Rudy Ndey

Personal information
- Full name: Rudy Guélord Bhebey-Ndey
- Date of birth: 9 March 1986 (age 39)
- Place of birth: Brazzaville, Republic of the Congo
- Position(s): Forward, left winger

Senior career*
- Years: Team / Apps / (Gls)
- 2003–2005: Étoile du Congo
- 2005–2006: Delta Téléstar
- 2006: Saint Michel d'Ouenzé
- 2006–2007: Zorya Luhansk / 3 / (0)
- 2007–2008: Delta Téléstar
- 2008: Diables Noirs
- 2008–2009: CARA Brazzaville
- 2009: Diables Noirs
- 2009–2010: Étoile du Congo
- 2010–2015: AC Léopards

International career
- 2005–2015: Congo / 13 / (3)

= Rudy Ndey =

Congolese former professional footballer (born 1990)

Rudy Guélord Bhebey-Ndey (born 9 March 1986) is a Congolese former professional footballer who played as a forward for AC Léopards.
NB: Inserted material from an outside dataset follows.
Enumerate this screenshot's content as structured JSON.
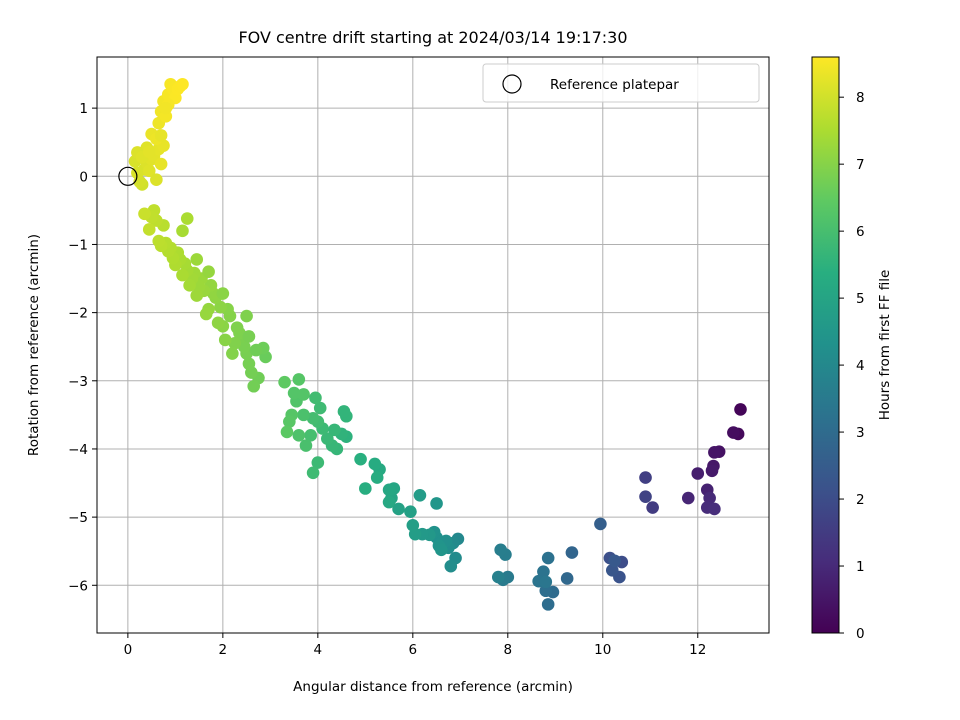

== International career ==
In January 2014, coach Claude Leroy invited Ndey to be a part of the Congo national squad for the 2014 African Nations Championship. The Congo were eliminated in the group stage after losing to Ghana, drawing with Libya and defeating Ethiopia, with Ndey himself scoring the only goal in that match.

== Spinal cord injury ==
Ndey had a career-ending spinal cord injury on 26 July 2015 in a match against Zamalek SC at the 2015 CAF Confederation Cup. He arrived at the hospital with "serious damage to his spinal column between his fifth and sixth vertebra, a blow to the spinal cord, breathing difficulties and a cerebral hemorrhage".

After emergency surgery, he was sent to France to help speed up his recovery. The injury rendered him tetraplegic and put a stop to his career.